Dow, who was elected Portland’s mayor in 1851, drafted a bill making Maine the first state in America to ban the sale of alcohol, and helped secure its passage by meeting with the governor. Four years later, more than 1,000 men and women gathered at Monument Square in protest. Dow ordered the crowd to disperse, then instructed the militia to open fire.

One man died. Seven others were shot. Dow was charged with manslaughter, but not convicted. His law was abolished the following year.

Dow’s home, at 714 Congress St., is now a National Historic Landmark and open for visitors, though few people darken the doors. Carroll quotes a caretaker at the house, who estimates annual visitation is “on average about 12.”

“Almost 15 years ago, I began keeping files of these forgotten stories. I had no intention of doing a book. They just fascinated me,” Carroll said by phone from Washington, D.C. “When I traveled to a city or town for work on ‘War Letters,’ I almost made it a game to find a historic site while I was there. It made me walk around the city, ask questions and talk with the local historical society. It was a fun way to learn a city’s history through these lesser-known places.”

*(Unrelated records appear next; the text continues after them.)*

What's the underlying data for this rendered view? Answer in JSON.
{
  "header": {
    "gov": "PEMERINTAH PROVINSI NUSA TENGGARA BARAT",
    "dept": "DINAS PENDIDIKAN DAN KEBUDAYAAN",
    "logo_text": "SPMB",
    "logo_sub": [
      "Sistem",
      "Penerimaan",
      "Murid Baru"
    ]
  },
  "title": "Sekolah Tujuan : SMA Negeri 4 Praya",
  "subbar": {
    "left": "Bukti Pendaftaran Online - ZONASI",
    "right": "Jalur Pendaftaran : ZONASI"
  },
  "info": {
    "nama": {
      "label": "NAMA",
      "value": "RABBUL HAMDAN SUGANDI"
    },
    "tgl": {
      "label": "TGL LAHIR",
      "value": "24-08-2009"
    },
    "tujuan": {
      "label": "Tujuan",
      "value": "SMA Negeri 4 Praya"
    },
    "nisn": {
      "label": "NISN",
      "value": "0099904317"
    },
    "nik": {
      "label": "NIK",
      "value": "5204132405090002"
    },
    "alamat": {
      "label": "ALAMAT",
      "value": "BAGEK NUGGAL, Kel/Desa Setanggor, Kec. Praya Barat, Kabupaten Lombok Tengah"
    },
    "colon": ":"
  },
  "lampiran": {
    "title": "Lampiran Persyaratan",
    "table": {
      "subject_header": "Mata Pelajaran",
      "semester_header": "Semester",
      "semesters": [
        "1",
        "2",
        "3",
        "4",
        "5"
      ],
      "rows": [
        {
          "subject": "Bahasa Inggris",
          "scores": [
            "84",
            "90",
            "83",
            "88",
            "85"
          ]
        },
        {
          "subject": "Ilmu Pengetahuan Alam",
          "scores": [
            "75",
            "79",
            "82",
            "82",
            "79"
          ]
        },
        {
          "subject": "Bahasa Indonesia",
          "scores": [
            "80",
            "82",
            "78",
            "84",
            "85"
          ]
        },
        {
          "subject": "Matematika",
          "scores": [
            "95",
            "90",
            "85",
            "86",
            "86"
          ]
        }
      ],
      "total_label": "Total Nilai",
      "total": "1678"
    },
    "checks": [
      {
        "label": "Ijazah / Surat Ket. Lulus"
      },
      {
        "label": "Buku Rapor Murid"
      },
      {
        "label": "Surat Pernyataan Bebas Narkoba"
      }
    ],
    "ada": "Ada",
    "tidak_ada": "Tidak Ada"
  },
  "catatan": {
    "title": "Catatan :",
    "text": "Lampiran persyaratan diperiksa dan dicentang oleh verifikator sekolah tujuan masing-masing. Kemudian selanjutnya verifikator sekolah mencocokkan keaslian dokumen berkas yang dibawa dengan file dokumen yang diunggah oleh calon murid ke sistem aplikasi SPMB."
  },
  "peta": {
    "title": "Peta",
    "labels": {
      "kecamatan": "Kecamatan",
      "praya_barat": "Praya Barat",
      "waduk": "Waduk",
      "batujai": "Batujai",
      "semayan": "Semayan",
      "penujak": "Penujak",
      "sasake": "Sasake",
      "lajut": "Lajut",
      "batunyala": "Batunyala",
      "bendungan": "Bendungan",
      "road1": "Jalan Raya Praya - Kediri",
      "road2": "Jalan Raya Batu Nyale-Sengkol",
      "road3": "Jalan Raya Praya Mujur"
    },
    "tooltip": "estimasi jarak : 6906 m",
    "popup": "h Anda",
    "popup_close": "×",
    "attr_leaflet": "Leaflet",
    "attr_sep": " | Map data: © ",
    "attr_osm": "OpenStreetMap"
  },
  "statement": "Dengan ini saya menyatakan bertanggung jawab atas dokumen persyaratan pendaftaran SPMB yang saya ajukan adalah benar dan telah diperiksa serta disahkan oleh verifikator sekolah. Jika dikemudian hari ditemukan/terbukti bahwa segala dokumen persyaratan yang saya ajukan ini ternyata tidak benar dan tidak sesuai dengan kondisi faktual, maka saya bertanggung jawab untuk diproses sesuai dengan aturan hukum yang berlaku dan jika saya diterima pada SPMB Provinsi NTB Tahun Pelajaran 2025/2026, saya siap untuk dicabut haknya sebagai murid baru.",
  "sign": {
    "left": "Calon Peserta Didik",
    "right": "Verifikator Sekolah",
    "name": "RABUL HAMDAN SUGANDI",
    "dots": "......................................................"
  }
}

Carroll, 43, refers to history as “a pattern of human behavior over time that can caution us and serve as an inspiration.” Being aware of history sharpens our perspective, he said, and helps us see the world in different ways.

Carroll actually grew up with little interest in history, and still finds Colonial-era house museums stuffy and mundane. But between his senior year of high school and his first year of college, his family house in D.C. burned down. Everything was lost.

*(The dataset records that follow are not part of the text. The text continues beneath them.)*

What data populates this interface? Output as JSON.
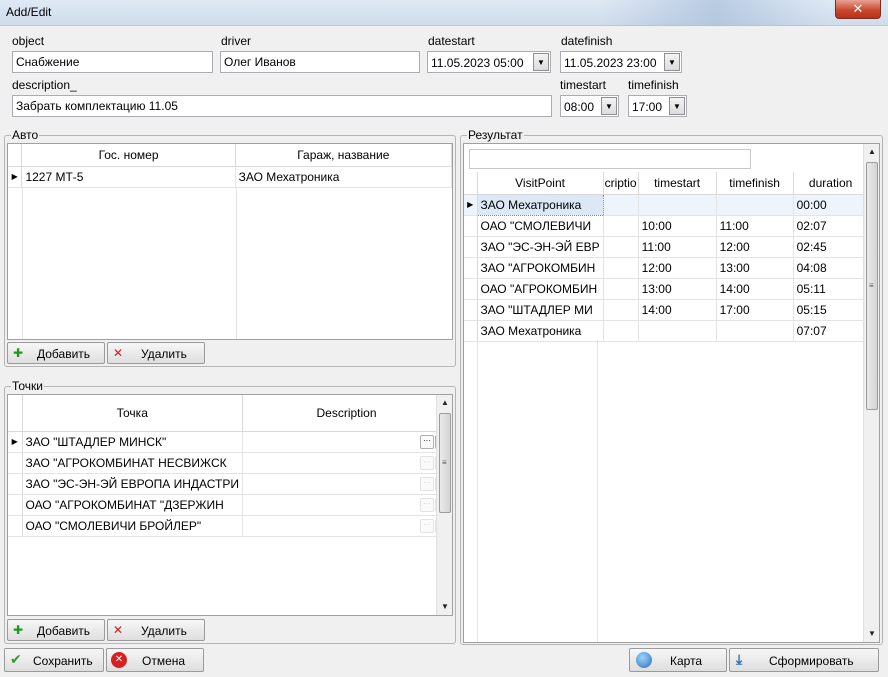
{
  "window": {
    "title": "Add/Edit",
    "close_glyph": "✕"
  },
  "fields": {
    "object": {
      "label": "object",
      "value": "Снабжение"
    },
    "driver": {
      "label": "driver",
      "value": "Олег Иванов"
    },
    "datestart": {
      "label": "datestart",
      "value": "11.05.2023 05:00"
    },
    "datefinish": {
      "label": "datefinish",
      "value": "11.05.2023 23:00"
    },
    "description": {
      "label": "description_",
      "value": "Забрать комплектацию 11.05"
    },
    "timestart": {
      "label": "timestart",
      "value": "08:00"
    },
    "timefinish": {
      "label": "timefinish",
      "value": "17:00"
    }
  },
  "auto": {
    "title": "Авто",
    "columns": [
      "Гос. номер",
      "Гараж, название"
    ],
    "rows": [
      {
        "number": "1227 МТ-5",
        "garage": "ЗАО Мехатроника"
      }
    ],
    "add_label": "Добавить",
    "delete_label": "Удалить"
  },
  "points": {
    "title": "Точки",
    "columns": [
      "Точка",
      "Description"
    ],
    "rows": [
      {
        "point": "ЗАО  \"ШТАДЛЕР МИНСК\"",
        "description": ""
      },
      {
        "point": "ЗАО  \"АГРОКОМБИНАТ НЕСВИЖСК",
        "description": ""
      },
      {
        "point": "ЗАО \"ЭС-ЭН-ЭЙ ЕВРОПА ИНДАСТРИ",
        "description": ""
      },
      {
        "point": "ОАО  \"АГРОКОМБИНАТ \"ДЗЕРЖИН",
        "description": ""
      },
      {
        "point": "ОАО  \"СМОЛЕВИЧИ БРОЙЛЕР\"",
        "description": ""
      }
    ],
    "add_label": "Добавить",
    "delete_label": "Удалить"
  },
  "result": {
    "title": "Результат",
    "filter_value": "",
    "columns": [
      "VisitPoint",
      "criptio",
      "timestart",
      "timefinish",
      "duration"
    ],
    "rows": [
      {
        "visit": "ЗАО Мехатроника",
        "desc": "",
        "start": "",
        "finish": "",
        "duration": "00:00"
      },
      {
        "visit": "ОАО  \"СМОЛЕВИЧИ",
        "desc": "",
        "start": "10:00",
        "finish": "11:00",
        "duration": "02:07"
      },
      {
        "visit": "ЗАО \"ЭС-ЭН-ЭЙ ЕВР",
        "desc": "",
        "start": "11:00",
        "finish": "12:00",
        "duration": "02:45"
      },
      {
        "visit": "ЗАО  \"АГРОКОМБИН",
        "desc": "",
        "start": "12:00",
        "finish": "13:00",
        "duration": "04:08"
      },
      {
        "visit": "ОАО  \"АГРОКОМБИН",
        "desc": "",
        "start": "13:00",
        "finish": "14:00",
        "duration": "05:11"
      },
      {
        "visit": "ЗАО  \"ШТАДЛЕР МИ",
        "desc": "",
        "start": "14:00",
        "finish": "17:00",
        "duration": "05:15"
      },
      {
        "visit": "ЗАО Мехатроника",
        "desc": "",
        "start": "",
        "finish": "",
        "duration": "07:07"
      }
    ]
  },
  "footer": {
    "save_label": "Сохранить",
    "cancel_label": "Отмена",
    "map_label": "Карта",
    "build_label": "Сформировать"
  },
  "icons": {
    "add": "plus-icon",
    "delete": "red-x-icon",
    "save": "green-check-icon",
    "cancel": "red-circle-x-icon",
    "map": "globe-icon",
    "build": "tray-down-icon"
  },
  "colors": {
    "add_green": "#1f9a1f",
    "delete_red": "#d01c1c",
    "selection": "#dce8f5"
  }
}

“It was losing all that family memorabilia that really got me interested in preserving the past,” he said. 

Q: What interested you in the Neal Dow story?

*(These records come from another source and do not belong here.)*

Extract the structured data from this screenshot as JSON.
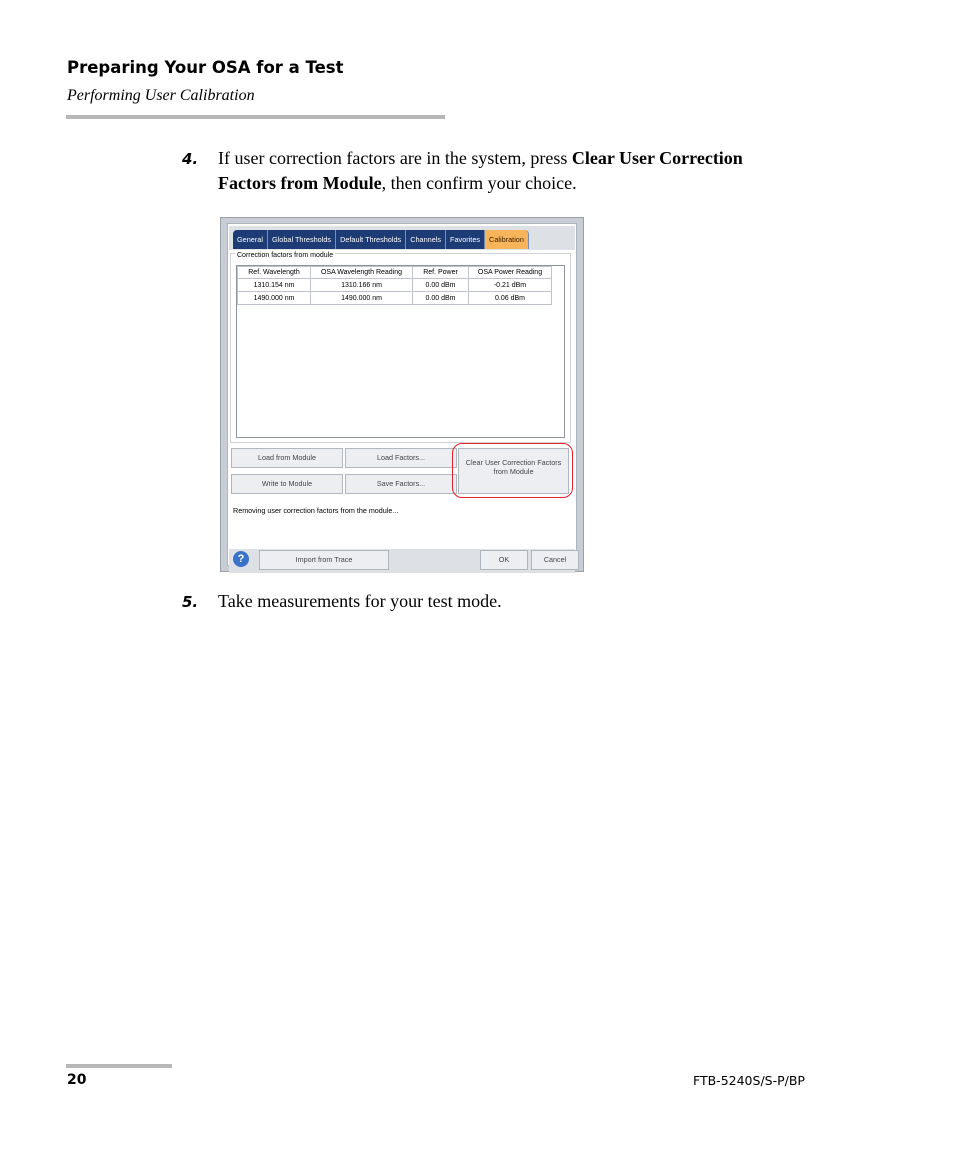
{
  "header": {
    "title": "Preparing Your OSA for a Test",
    "subtitle": "Performing User Calibration"
  },
  "steps": [
    {
      "number": "4.",
      "text_pre": "If user correction factors are in the system, press ",
      "text_bold": "Clear User Correction Factors from Module",
      "text_post": ", then confirm your choice."
    },
    {
      "number": "5.",
      "text": "Take measurements for your test mode."
    }
  ],
  "screenshot": {
    "tabs": [
      "General",
      "Global Thresholds",
      "Default Thresholds",
      "Channels",
      "Favorites",
      "Calibration"
    ],
    "active_tab": "Calibration",
    "group_label": "Correction factors from module",
    "table": {
      "headers": [
        "Ref. Wavelength",
        "OSA Wavelength Reading",
        "Ref. Power",
        "OSA Power Reading"
      ],
      "rows": [
        [
          "1310.154 nm",
          "1310.166 nm",
          "0.00 dBm",
          "-0.21 dBm"
        ],
        [
          "1490.000 nm",
          "1490.000 nm",
          "0.00 dBm",
          "0.06 dBm"
        ]
      ]
    },
    "buttons": {
      "load_from_module": "Load from Module",
      "load_factors": "Load Factors...",
      "write_to_module": "Write to Module",
      "save_factors": "Save Factors...",
      "clear_factors": "Clear User Correction Factors from Module"
    },
    "status": "Removing user correction factors from the module...",
    "footer": {
      "help": "?",
      "import_from_trace": "Import from Trace",
      "ok": "OK",
      "cancel": "Cancel"
    },
    "highlight_color": "#e8202b"
  },
  "footer": {
    "page_number": "20",
    "product": "FTB-5240S/S-P/BP"
  }
}
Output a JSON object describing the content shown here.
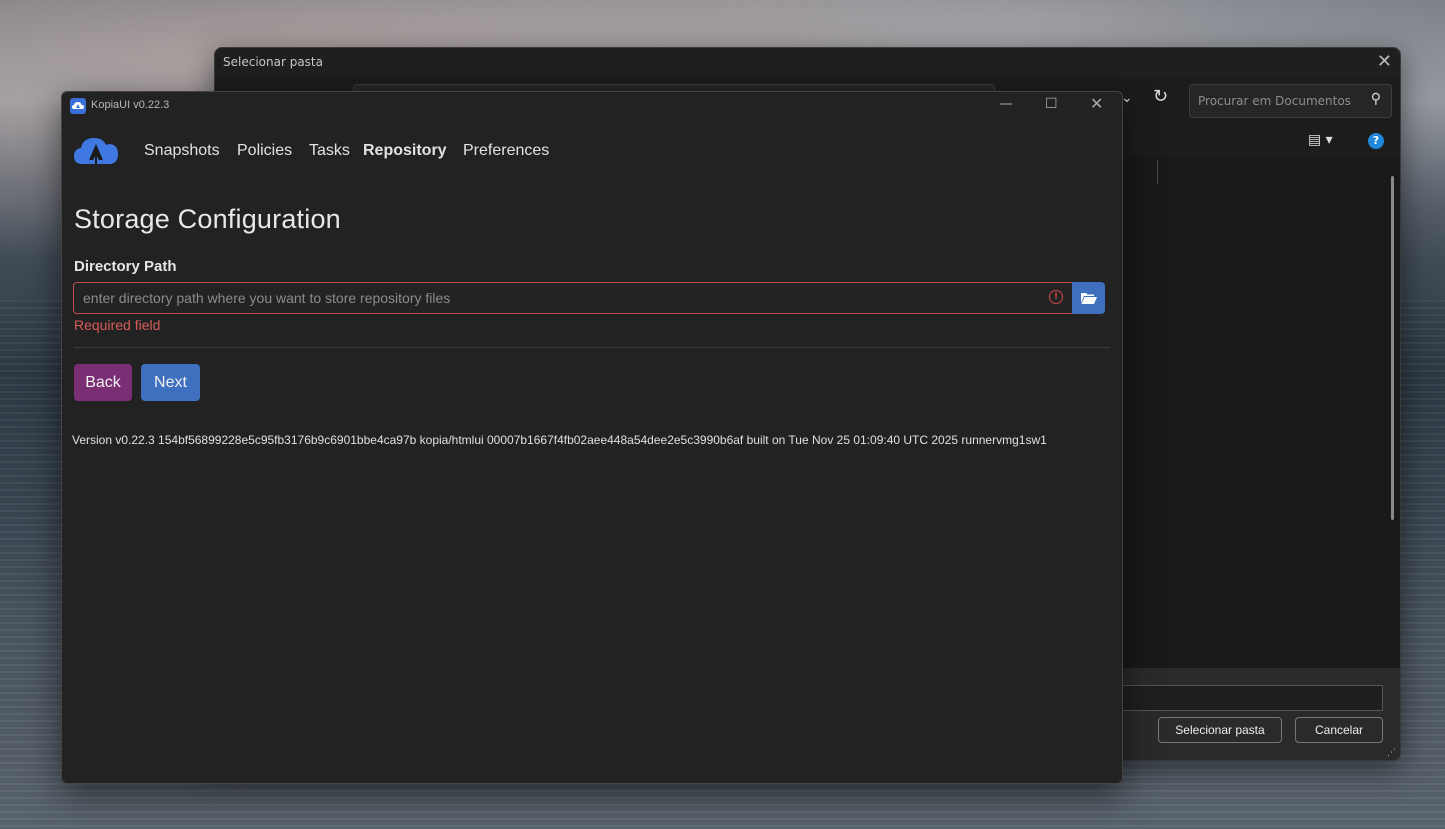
{
  "file_dialog": {
    "title": "Selecionar pasta",
    "search_placeholder": "Procurar em Documentos",
    "select_button": "Selecionar pasta",
    "cancel_button": "Cancelar",
    "help_symbol": "?"
  },
  "window": {
    "title": "KopiaUI v0.22.3"
  },
  "nav": {
    "items": [
      {
        "label": "Snapshots",
        "active": false
      },
      {
        "label": "Policies",
        "active": false
      },
      {
        "label": "Tasks",
        "active": false
      },
      {
        "label": "Repository",
        "active": true
      },
      {
        "label": "Preferences",
        "active": false
      }
    ]
  },
  "page": {
    "heading": "Storage Configuration",
    "directory_label": "Directory Path",
    "directory_placeholder": "enter directory path where you want to store repository files",
    "directory_value": "",
    "error_text": "Required field",
    "back_label": "Back",
    "next_label": "Next",
    "version_text": "Version v0.22.3 154bf56899228e5c95fb3176b9c6901bbe4ca97b kopia/htmlui 00007b1667f4fb02aee448a54dee2e5c3990b6af built on Tue Nov 25 01:09:40 UTC 2025 runnervmg1sw1"
  },
  "colors": {
    "accent_blue": "#3f6fbf",
    "back_purple": "#7a2f75",
    "error_red": "#d65a5a",
    "window_bg": "#222222"
  },
  "icons": {
    "app": "kopia-cloud-icon",
    "browse": "folder-open-icon",
    "warning": "exclamation-circle-icon",
    "search": "search-icon",
    "refresh": "refresh-icon"
  }
}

A: I think, first, I’m always interested in the people who were pioneers in one way, or at the forefront of a movement or influenced it. Dow was both of those things. He was such a pivotal figure, and has sort of been overlooked. He died before Prohibition, but he created the groundswell for Prohibition years before.

Q: How do you think he would be perceived in today’s world?

A: Not well, probably. We’ve gone through the Prohibition thing, and it didn’t work. People didn’t like being told they couldn’t drink. But he was a fascinating character. He was a Civil War hero. He was 56 when he volunteered to serve in that war. That aspect of his life is so heroic. And on the positive side, he was an early abolitionist as well. He had some really positive characteristics. But his push to not allow people to drink would not be popular, I think it’s safe to say.

Q: For about a year, I lived one block away from the Dow house. I walked by it several times every day, but never stopped in. I’m obviously not alone.

A: The house doesn’t really receive a lot of visitors throughout the year. I was fortunate, the day I was there some people did show up, so I got to hear the tour. But there are no markings of the rum riot in the square, and no real interpretation of the events that took place there. That’s why this book was so much fun to do. 

Q: Tell me about your experience in Portland. What did you like about the city?

A: I grew up outside of Boston, so I love New England, and Portland is a quintessential New England town. There is a real sense of community. When I was there, I had local historian Herb Adams give me a tour, and walking down the streets with Herb, with everybody calling out his name, I felt a real sense of community. These are cities and towns that were built before the automobile. You can walk through them. There is this physical closeness. 

Q: You are coming back to read, correct? When, where?

A: Yes, I am doing something at noon July 9 at the (Portland) library. It’s more a talk than a reading. I talk about the behind-the-scenes stuff, what it was like to collect these stories and why I find them fascinating. But what I love about these events, people often share ideas with me or things I haven’t heard about. It’s through email and Twitter that I am getting information about unmarked cities across America. 

Q: What did you enjoy most about researching this book?

A: It’s such an exhilarating way of exploring and experiencing this country. I try to tell the sweep of American history through these sites. In this age where we feel everything is mapped out and tagged, there is still so much out there to discover. That sense of exploration is something I hope readers take away from this.